Cannabis in Cyprus
- Location of Cyprus (dark green)
- Medicinal: Legal
- Recreational: Illegal

= Cannabis in Cyprus =

Legality of cannabis in Europe
----

Cannabis in Cyprus is illegal for recreational use but legal for medical use.

==Prohibition==
Drugs are categorized into three categories in Cyprus. Drugs classified as A, B, or C. Cannabis is classified as a class B drug. The Narcotic Drugs and Psychotropic Substances Act of 1977 classified cannabis as a Class B substance. Class A medicines are the most dangerous, while class C drugs are the least dangerous. On the other hand, drug use and possession consequences apply to all classes.

Personal possession is a serious criminal offense in Cyprus, and the subject has to face aggravating circumstances for the crime

- Class A Drugs: Up to twelve years imprisonment
- Class B drugs: Up to eight years imprisonment
- Class C drugs: Up to four years imprisonment

===Arrest===
In practice, an offender is taken to a local police station by drug enforcement where a statement, fingerprints, and/or a confession are taken. After minor interrogation, the offender is held overnight and then released to be later called to court where a judge will set a fine between 400-1000 Euro for a first time offence (depending on the amount of cannabis found and severity of the case). Factors such as being helpful to the police, full confession, completion of 6 month "detox" program provided by government and an apologetic attitude towards the judge does indeed help obtain a reduced fine.

===Drug rehabilitation===
The offender must appear at a detox center and complete a 6-month drug rehabilitation program at the end of which a relevant officer will send a letter to the judge in regard to their accomplishment. They will also receive an honorary diploma upon completion of the program. Non-completion of this 6-month program has unconfirmed consequences such as the fine being higher when sentenced at court.
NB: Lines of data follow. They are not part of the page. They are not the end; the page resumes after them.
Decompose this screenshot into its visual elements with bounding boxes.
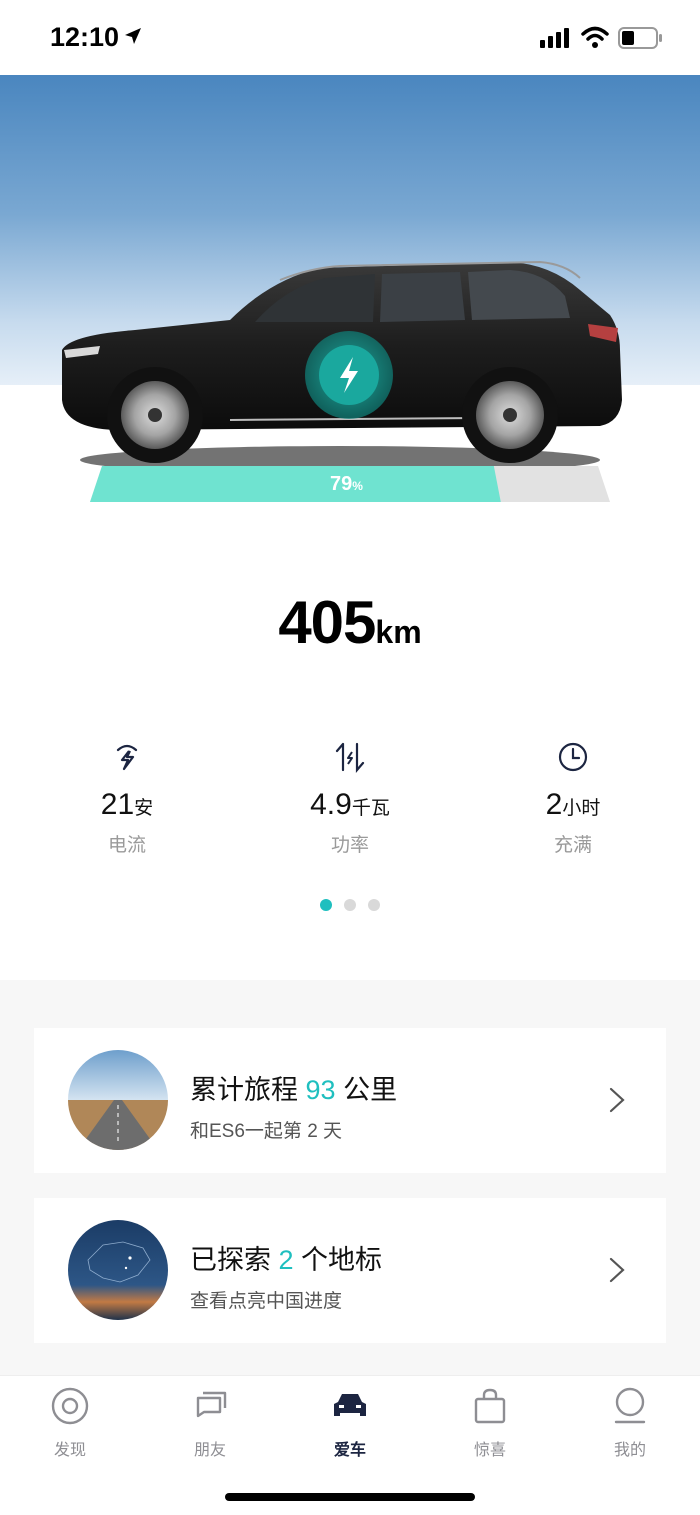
tab-discover-label: 发现 bbox=[53, 1442, 86, 1459]
stat-power-label: 功率 bbox=[330, 835, 369, 856]
trip-distance-card[interactable]: 累计旅程 93 公里 和ES6一起第 2 天 bbox=[34, 1028, 666, 1173]
chat-icon bbox=[196, 1391, 227, 1418]
battery-icon bbox=[618, 27, 662, 49]
tab-car-label: 爱车 bbox=[333, 1442, 366, 1459]
page-indicator[interactable] bbox=[0, 898, 700, 916]
range-display: 405km bbox=[0, 588, 700, 657]
range-unit: km bbox=[375, 614, 422, 650]
charge-percent-value: 79 bbox=[330, 473, 353, 495]
chevron-right-icon bbox=[609, 1257, 625, 1283]
stat-current-unit: 安 bbox=[134, 798, 154, 819]
location-arrow-icon bbox=[125, 28, 141, 44]
tab-surprise[interactable]: 惊喜 bbox=[440, 1386, 540, 1460]
trip-distance-suffix: 公里 bbox=[335, 1075, 398, 1105]
charge-percent-label: 79% bbox=[330, 473, 363, 496]
charge-percent-unit: % bbox=[352, 479, 363, 493]
power-icon bbox=[335, 742, 365, 773]
status-bar: 12:10 bbox=[0, 0, 700, 75]
stat-power-value: 4.9 bbox=[310, 788, 352, 821]
stat-full-time: 2小时 充满 bbox=[483, 740, 663, 857]
tab-car[interactable]: 爱车 bbox=[300, 1386, 400, 1460]
range-value: 405 bbox=[278, 589, 376, 656]
stat-full-time-unit: 小时 bbox=[562, 798, 601, 819]
cellular-signal-icon bbox=[540, 28, 569, 48]
charging-stats[interactable]: 21安 电流 4.9千瓦 功率 2小时 充满 bbox=[0, 740, 700, 870]
stat-power: 4.9千瓦 功率 bbox=[260, 740, 440, 857]
profile-icon bbox=[614, 1387, 646, 1424]
car-icon bbox=[334, 1394, 366, 1416]
stat-current-label: 电流 bbox=[107, 835, 146, 856]
tab-friends[interactable]: 朋友 bbox=[160, 1386, 260, 1460]
discover-icon bbox=[51, 1387, 89, 1425]
landmarks-title: 已探索 2 个地标 bbox=[190, 1238, 382, 1277]
trip-distance-value: 93 bbox=[305, 1075, 336, 1105]
status-time: 12:10 bbox=[50, 22, 120, 52]
landmarks-prefix: 已探索 bbox=[190, 1245, 279, 1275]
page-dot[interactable] bbox=[368, 899, 380, 911]
china-map-thumbnail bbox=[68, 1220, 168, 1320]
stat-power-unit: 千瓦 bbox=[351, 798, 390, 819]
current-icon bbox=[116, 744, 138, 771]
road-thumbnail bbox=[68, 1050, 168, 1150]
tab-surprise-label: 惊喜 bbox=[473, 1442, 506, 1459]
trip-distance-title: 累计旅程 93 公里 bbox=[190, 1068, 397, 1107]
tab-profile-label: 我的 bbox=[613, 1442, 646, 1459]
page-dot[interactable] bbox=[344, 899, 356, 911]
landmarks-suffix: 个地标 bbox=[293, 1245, 383, 1275]
chevron-right-icon bbox=[609, 1087, 625, 1113]
stat-current: 21安 电流 bbox=[37, 740, 217, 857]
shopping-bag-icon bbox=[474, 1388, 506, 1424]
stat-current-value: 21 bbox=[100, 788, 135, 821]
wifi-icon bbox=[581, 26, 609, 48]
landmarks-card[interactable]: 已探索 2 个地标 查看点亮中国进度 bbox=[34, 1198, 666, 1343]
tab-friends-label: 朋友 bbox=[193, 1442, 226, 1459]
landmarks-subtitle: 查看点亮中国进度 bbox=[190, 1291, 343, 1312]
tab-profile[interactable]: 我的 bbox=[580, 1386, 680, 1460]
clock-icon bbox=[558, 742, 588, 772]
summary-section: 累计旅程 93 公里 和ES6一起第 2 天 已探索 2 个地标 查看点亮中国进… bbox=[0, 980, 700, 1375]
landmarks-value: 2 bbox=[278, 1245, 294, 1275]
trip-distance-subtitle: 和ES6一起第 2 天 bbox=[190, 1121, 343, 1142]
home-indicator[interactable] bbox=[225, 1493, 475, 1501]
stat-full-time-label: 充满 bbox=[553, 835, 592, 856]
stat-full-time-value: 2 bbox=[545, 788, 563, 821]
tab-discover[interactable]: 发现 bbox=[20, 1386, 120, 1460]
trip-distance-prefix: 累计旅程 bbox=[190, 1075, 306, 1105]
page-dot[interactable] bbox=[320, 899, 332, 911]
=== Laws for selling cannabis or drug trafficking ===
Selling or dealing in class C pharmaceuticals might result in up to eight years in jail, whereas dealing in class A or B medications could result in life imprisonment.

However, no one has been sentenced to life in prison yet.

==Medical use==
Cyprus legalized the medical use of cannabis oil in January 2017, for use by advanced state cancer patients only. In February 2019 a more expansive law was passed that increased the number of qualifying medical conditions.

===Cultivation===
The island state has a comparative advantage over many other seasoned cannabis-producing states such as the Netherlands or Portugal. Its ideal climate conditions and its long periods of sunshine are very favorable to plant growth. The fact that it also belongs to the EU single market allows firms to base their operation on the island and passport services across various EU states without further regulatory checks. According to forecasts, Cyprus can produce more than €236 (£204) million worth of medicinal cannabis each year.

=== CBD Products’ legal status ===
CBD products containing more than 0.2% of THC are illegal in Cyprus. These are accessible in the form of edibles, cannabis-infused foods, lotions, cremes, cannabis oil, etc. Regardless, a merchant is not permitted to mention the health benefits of such items.

=== HHC Products’ legal status ===
HHC is a new, semi-synthetic cannabinoid. It began to be sold in Cyprus at the end of 2022. The compound has been growing increasingly popular in Cyprus and the EU due to producing similar effects to THC, but being available to be bought legally in a store or even online. HHC in Cyprus is accessible in the different forms for any choice: dried, vaping, edibles, oils.

== Legalization efforts ==
In de facto independent Northern Cyprus, the first 420 event was held in the capital city Lefkoşa in 2015. On April 20, 2017 a small group of protesters carried out an event near the parliament building and made a public statement, demanding the legalization of cannabis sale, consumption, and production within state regulations. Volt Cyprus launched a proposal in 2025, calling for the legalisation and regulation of cannabis in Cyprus.